A la oración, el señor me mandó llamar para que le cebara unos mates, bajo la sombra ya oscura de un patio de paraísos. Para eso tuve que ir a la cocina de adentro. La cocinera, que me entregó el poronguito, me hizo largas recomendaciones, diciéndome casi que el patrón me iba a comer, si veía nadar unos palitos en la boca de plata. Desagradablemente me acordé de mis tías. ¿Pa qué servían las mujeres? Pa que se divirtieran los hombres. ¿Y las que salían fieras y gritonas? Pa la grasería seguramente, pero les andaban con lástima.

El patrón me preguntó de dónde era, si tenía familia, y si hacía mucho que salía a trabajar. Contesté aproximadamente la verdad de miedo de pisar en alguna trampa y ser mandado al pueblo.

—¿Qué edad tenés?

—Quince años — contesté, agregándome uno.

—'Sta bien.

Sonaron los últimos chupetazos en la bombilla.

—No cebés más... Volvete pa la cocina y mandámelo a Valerio.

Hubo gran contento en la cocina después de la comida. Al día siguiente sería domingo y la gente preparaba su ida al pueblo. Los muchachos se daban bromas precisas, siendo conocidos los amoríos de cada uno. Los que tenían familia se iban esa misma noche, para volver el lunes de madrugada. Los puesteros tal vez se decidieran también al viajecito para hacer alguna compra necesaria; pero los más quedarían de seguro en sus ranchos, "haciendo sebo", o vendrían a las casas principales a jugar una partida de bochas, en la cancha que había bajo un despejado plantío de moreras.

Los más viejos protestaban diciendo que ya no había corridas de sortija, ni carreras, ni "entretención" alguna. Medio dormido me acomodé en un rincón, cerca de un grupo formado por Don Segundo, Valerio y Goyo, que quería aprender el oficio, y escuchaba en lo posible los comentarios del trabajo brutal, lleno de sutilezas y mañas.

Atento a las lecciones, me hamacaba hacia atrás sobre mi pequeño banco con maquinal vaivén de cuna.

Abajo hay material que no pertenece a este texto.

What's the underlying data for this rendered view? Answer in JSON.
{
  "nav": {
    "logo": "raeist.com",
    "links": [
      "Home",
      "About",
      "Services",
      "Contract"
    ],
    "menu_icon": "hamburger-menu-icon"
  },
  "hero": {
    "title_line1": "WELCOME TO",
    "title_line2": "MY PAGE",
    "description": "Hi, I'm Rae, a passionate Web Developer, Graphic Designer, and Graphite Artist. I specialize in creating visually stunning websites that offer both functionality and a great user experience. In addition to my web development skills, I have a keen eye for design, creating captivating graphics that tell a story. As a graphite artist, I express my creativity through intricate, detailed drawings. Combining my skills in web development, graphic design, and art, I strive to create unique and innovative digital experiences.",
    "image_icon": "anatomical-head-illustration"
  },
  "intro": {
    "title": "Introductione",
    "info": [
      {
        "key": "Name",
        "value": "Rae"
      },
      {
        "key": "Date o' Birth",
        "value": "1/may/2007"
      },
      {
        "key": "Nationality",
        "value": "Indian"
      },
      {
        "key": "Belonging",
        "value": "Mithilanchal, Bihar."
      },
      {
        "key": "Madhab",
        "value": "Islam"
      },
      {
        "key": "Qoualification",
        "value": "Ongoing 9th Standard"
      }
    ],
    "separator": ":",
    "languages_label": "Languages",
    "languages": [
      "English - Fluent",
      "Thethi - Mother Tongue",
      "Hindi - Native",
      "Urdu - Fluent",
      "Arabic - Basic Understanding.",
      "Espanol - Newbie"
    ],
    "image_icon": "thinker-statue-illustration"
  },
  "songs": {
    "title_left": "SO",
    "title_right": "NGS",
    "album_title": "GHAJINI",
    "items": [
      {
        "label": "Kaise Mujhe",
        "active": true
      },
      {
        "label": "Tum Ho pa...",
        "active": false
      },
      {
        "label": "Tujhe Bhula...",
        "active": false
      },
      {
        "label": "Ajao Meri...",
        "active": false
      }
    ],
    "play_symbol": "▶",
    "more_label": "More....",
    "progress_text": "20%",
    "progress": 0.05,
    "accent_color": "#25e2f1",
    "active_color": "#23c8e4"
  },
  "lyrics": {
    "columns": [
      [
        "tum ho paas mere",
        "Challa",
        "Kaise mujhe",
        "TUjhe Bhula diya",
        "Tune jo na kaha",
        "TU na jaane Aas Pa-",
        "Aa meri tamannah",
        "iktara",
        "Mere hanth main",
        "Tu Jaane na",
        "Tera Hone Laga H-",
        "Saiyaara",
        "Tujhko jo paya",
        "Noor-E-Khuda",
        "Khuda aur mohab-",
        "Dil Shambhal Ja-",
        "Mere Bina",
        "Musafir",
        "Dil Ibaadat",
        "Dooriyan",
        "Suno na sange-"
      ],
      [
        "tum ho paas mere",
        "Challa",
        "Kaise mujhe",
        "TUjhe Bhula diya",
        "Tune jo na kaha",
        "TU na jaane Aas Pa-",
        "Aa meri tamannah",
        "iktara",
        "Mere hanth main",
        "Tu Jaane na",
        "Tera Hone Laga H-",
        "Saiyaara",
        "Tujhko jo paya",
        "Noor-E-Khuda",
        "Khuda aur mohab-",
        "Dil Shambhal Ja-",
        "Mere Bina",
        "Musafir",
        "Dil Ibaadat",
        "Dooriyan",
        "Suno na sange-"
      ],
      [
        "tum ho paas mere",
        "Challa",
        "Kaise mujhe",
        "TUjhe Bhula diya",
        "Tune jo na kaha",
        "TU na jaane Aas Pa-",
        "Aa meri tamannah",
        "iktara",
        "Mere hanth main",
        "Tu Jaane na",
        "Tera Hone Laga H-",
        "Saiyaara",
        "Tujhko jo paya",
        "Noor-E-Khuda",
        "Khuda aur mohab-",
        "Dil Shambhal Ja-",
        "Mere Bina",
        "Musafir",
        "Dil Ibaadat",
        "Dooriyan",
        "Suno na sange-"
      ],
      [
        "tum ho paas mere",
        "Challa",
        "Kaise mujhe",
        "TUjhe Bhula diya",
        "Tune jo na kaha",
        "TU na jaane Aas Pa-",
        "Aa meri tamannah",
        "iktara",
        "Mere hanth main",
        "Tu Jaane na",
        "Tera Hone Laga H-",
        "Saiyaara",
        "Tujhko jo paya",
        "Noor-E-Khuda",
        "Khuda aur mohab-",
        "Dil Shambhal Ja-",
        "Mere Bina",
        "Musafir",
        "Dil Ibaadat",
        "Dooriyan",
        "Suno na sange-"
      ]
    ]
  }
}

Poco a poco las voces fueron siendo como pensamientos confusos del fogón en vías de apagarse y sentía muy patente un pie, porque lo tenía pisado con el otro.

Aquella presión de la alpargata me era agradable y al imprimir a mi banco su lento balanceo, mi empeine sufría con placer el áspero contacto de la tosca suela de soga.

Mis tías me hubieran reñido seguramente por tan curioso entretenimiento, pero estaban tan lejos, tan lejos, que apenas oía sus veces sumidas en un rezo, singularmente grave... ¿por qué tenían mis tías esa voz de cura?...

De pronto el banco, en que había concluído por dormirme, cayó hacia atrás, bruscamente. Mis espaldas comprimieron un manojo de leña y las pequeñas ramas al quebrarse me hincaron las costillas como espuelas.